AVON, Ohio (WJW) — Video released to the FOX 8 I-Team captured a wrong-way driver barreling down Interstate 90 in broad daylight at rush hour.

Yet, that highway terror turned into a mystery.

This case shows why it is so hard to prevent wrong-way drivers and to stop them.

Last Friday afternoon, Danielle Schuster captured cell phone video of a car zooming eastbound in the westbound lanes of I-90 in Lorain County.

On the video, you hear Schuster and a friend gasp, “Wrong way!”

“My girlfriend was driving, and she was like, ‘Look at that car over there,'” she told us. “And, it was crazy. He was keeping up going 65 miles an hour.”

Karli Perry told us she came close to getting hit head-on.

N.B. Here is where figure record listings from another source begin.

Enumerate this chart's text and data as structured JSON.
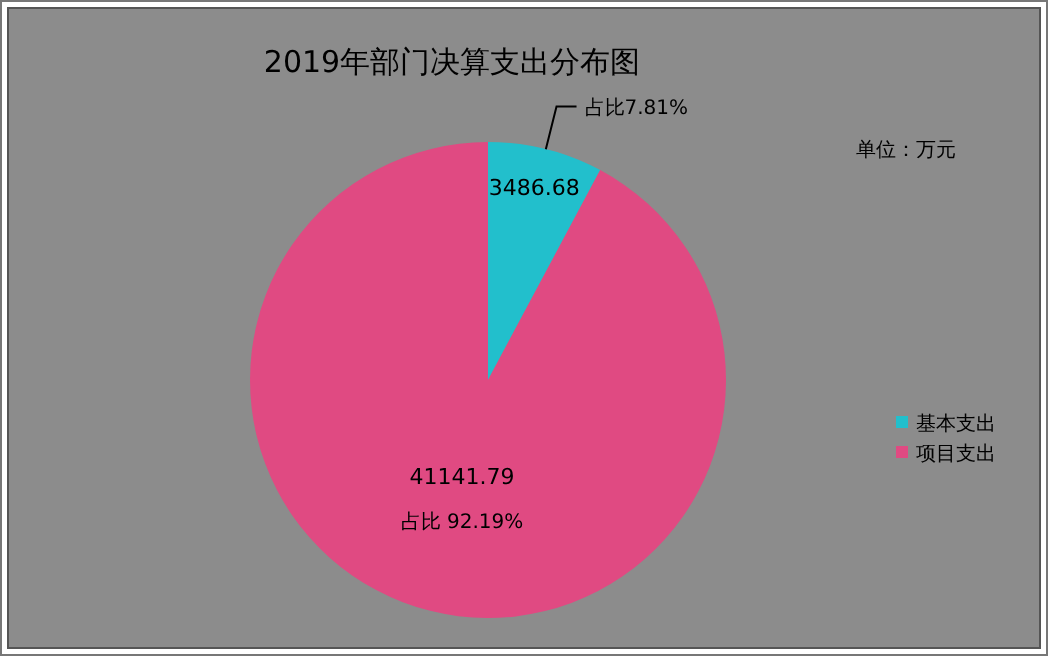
{
  "chart_data": {
    "type": "pie",
    "title": "2019年部门决算支出分布图",
    "categories": [
      "基本支出",
      "项目支出"
    ],
    "values": [
      3486.68,
      41141.79
    ],
    "colors": [
      "#22bfcc",
      "#e04a82"
    ],
    "data_labels": true,
    "legend": "right",
    "annotations": [
      "占比7.81%",
      "占比 92.19%",
      "单位：万元"
    ]
  }
}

“And I looked up and there was a car headed directly at us. The fast lane was ending and I was in that middle lane, so the car was essentially coming right at us,” she said. “I was so shocked. I couldn’t even process it until after he had passed. My heart was racing, my stomach was, you know, in my throat, and I was just shaken.”

So often, we’ve reported on wrong-way drivers at night. But this case shows how you might come face-to-face with one of them in broad daylight, and how hard it can be for police to find that driver unless there’s a crash.

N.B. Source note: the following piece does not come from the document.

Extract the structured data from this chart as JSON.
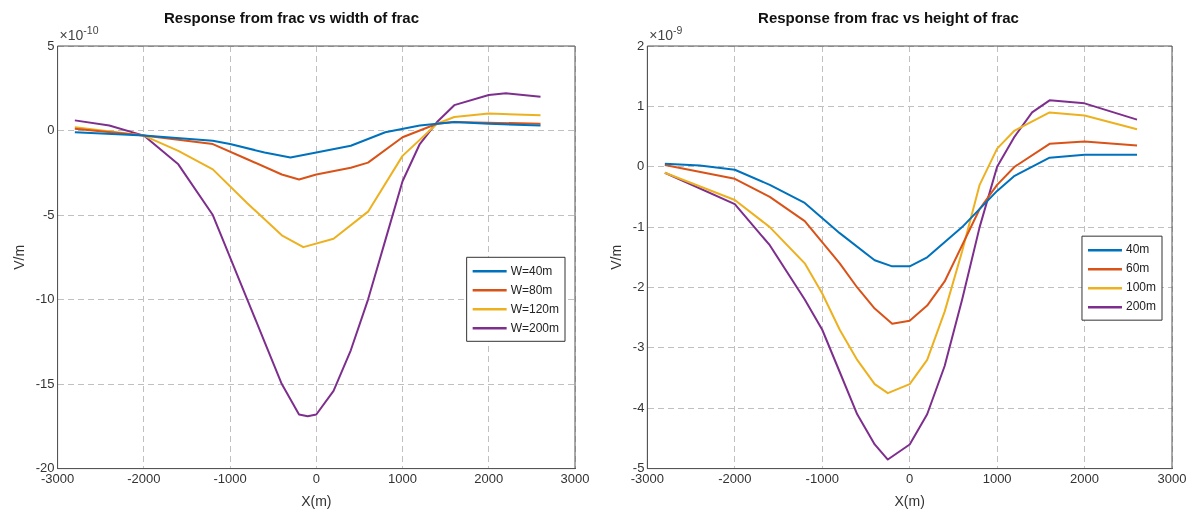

Emergency calls poured in to Avon police. So many that, at one point, a dispatcher answered, “Avon Police. Are you reporting the wrong-way driver?”

A witness even saw that driver get on the highway going the wrong way a mile-and-a half earlier.

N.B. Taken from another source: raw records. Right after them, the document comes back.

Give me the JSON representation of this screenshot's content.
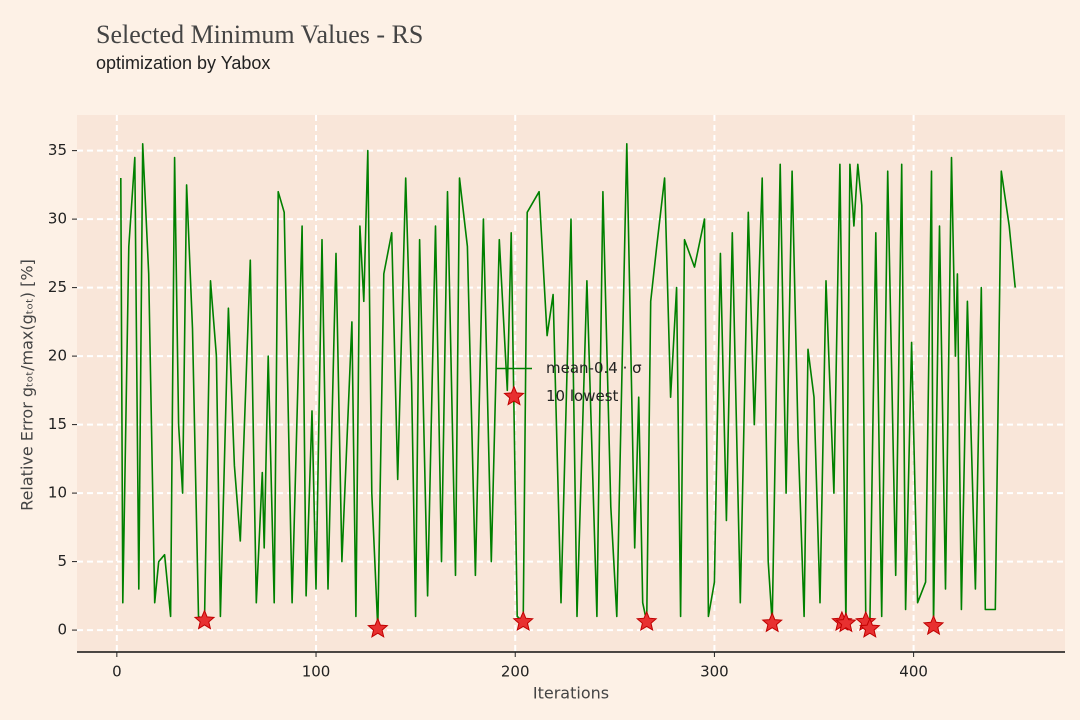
{
  "chart_data": {
    "type": "line",
    "title": "Selected Minimum Values - RS",
    "subtitle": "optimization by Yabox",
    "x_label": "Iterations",
    "y_label": "Relative Error gₜₒₜ/max(gₜₒₜ) [%]",
    "xlim": [
      -20,
      476
    ],
    "ylim": [
      -1.6,
      37.6
    ],
    "xticks": [
      0,
      100,
      200,
      300,
      400
    ],
    "yticks": [
      0,
      5,
      10,
      15,
      20,
      25,
      30,
      35
    ],
    "grid": true,
    "legend": "center",
    "series": [
      {
        "name": "mean-0.4 · σ",
        "type": "line",
        "color": "#008000",
        "x": [
          2,
          3,
          6,
          9,
          11,
          13,
          16,
          19,
          21,
          24,
          27,
          29,
          31,
          33,
          35,
          38,
          41,
          44,
          47,
          50,
          52,
          56,
          59,
          62,
          67,
          70,
          73,
          74,
          76,
          79,
          81,
          84,
          88,
          93,
          95,
          98,
          100,
          103,
          106,
          110,
          113,
          118,
          120,
          122,
          124,
          126,
          128,
          131,
          134,
          138,
          141,
          145,
          148,
          150,
          152,
          156,
          160,
          163,
          166,
          170,
          172,
          176,
          180,
          184,
          188,
          192,
          196,
          198,
          201,
          204,
          206,
          212,
          216,
          219,
          223,
          228,
          231,
          236,
          241,
          244,
          248,
          251,
          256,
          260,
          262,
          264,
          266,
          268,
          271,
          275,
          278,
          281,
          283,
          285,
          290,
          295,
          297,
          300,
          303,
          306,
          309,
          313,
          317,
          320,
          324,
          327,
          329,
          333,
          336,
          339,
          342,
          345,
          347,
          350,
          353,
          356,
          360,
          363,
          366,
          368,
          370,
          372,
          374,
          376,
          378,
          381,
          384,
          387,
          391,
          394,
          396,
          399,
          402,
          406,
          409,
          410,
          413,
          416,
          419,
          421,
          422,
          424,
          427,
          431,
          434,
          436,
          441,
          444,
          448,
          451
        ],
        "values": [
          33,
          2,
          28,
          34.5,
          3,
          35.5,
          26,
          2,
          5,
          5.5,
          1,
          34.5,
          15,
          10,
          32.5,
          22,
          1,
          0.7,
          25.5,
          20,
          1,
          23.5,
          12,
          6.5,
          27,
          2,
          11.5,
          6,
          20,
          2,
          32,
          30.5,
          2,
          29.5,
          2.5,
          16,
          3,
          28.5,
          3,
          27.5,
          5,
          22.5,
          1,
          29.5,
          24,
          35,
          10,
          0.1,
          26,
          29,
          11,
          33,
          18,
          1,
          28.5,
          2.5,
          29.5,
          5,
          32,
          4,
          33,
          28,
          4,
          30,
          5,
          28.5,
          17.5,
          29,
          1,
          0.6,
          30.5,
          32,
          21.5,
          24.5,
          2,
          30,
          1,
          25.5,
          1,
          32,
          9,
          1,
          35.5,
          6,
          17,
          2,
          0.6,
          24,
          28,
          33,
          17,
          25,
          1,
          28.5,
          26.5,
          30,
          1,
          3.5,
          27.5,
          8,
          29,
          2,
          30.5,
          15,
          33,
          5,
          0.5,
          34,
          10,
          33.5,
          14,
          1,
          20.5,
          17,
          2,
          25.5,
          10,
          34,
          0.5,
          34,
          29.5,
          34,
          31,
          0.6,
          0.1,
          29,
          1,
          33.5,
          4,
          34,
          1.5,
          21,
          2,
          3.5,
          33.5,
          0.3,
          29.5,
          3,
          34.5,
          20,
          26,
          1.5,
          24,
          3,
          25,
          1.5,
          1.5,
          33.5,
          29.5,
          25
        ]
      },
      {
        "name": "10 lowest",
        "type": "scatter",
        "color": "#e83030",
        "x": [
          44,
          131,
          204,
          266,
          329,
          364,
          366,
          376,
          378,
          410
        ],
        "values": [
          0.7,
          0.1,
          0.6,
          0.6,
          0.5,
          0.6,
          0.5,
          0.6,
          0.1,
          0.3
        ]
      }
    ]
  }
}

The witness called 911 saying, “I just witnessed a car getting on the highway going the wrong direction at 90 and 611.”

Avon police scrambled officers. A dispatch recording shows one officer saying, “Myself and (unit) 65 have a rolling roadblock right now heading towards 83.”

But, police never found the wrong-way driver.

Somehow, drivers keep getting on highways going the wrong way, no matter how obvious.

And somehow, many turn around or get off the highway before police find them.

“In the middle of the day — it’s just shocking,” Perry added. “Something needs to change. This is happening really frequently.”

The Ohio Department of Transportation is putting in sensors to detect wrong-way drivers in and around Cleveland.

Schuster wonders what those drivers are thinking.

“People are just not paying attention in their cars anymore. And it’s scary,” she said.

So many wrong-way drivers are drunk or high. Witnesses say, oddly, this driver wasn’t swerving all over the road. Instead, zooming on the wrong side of the highway.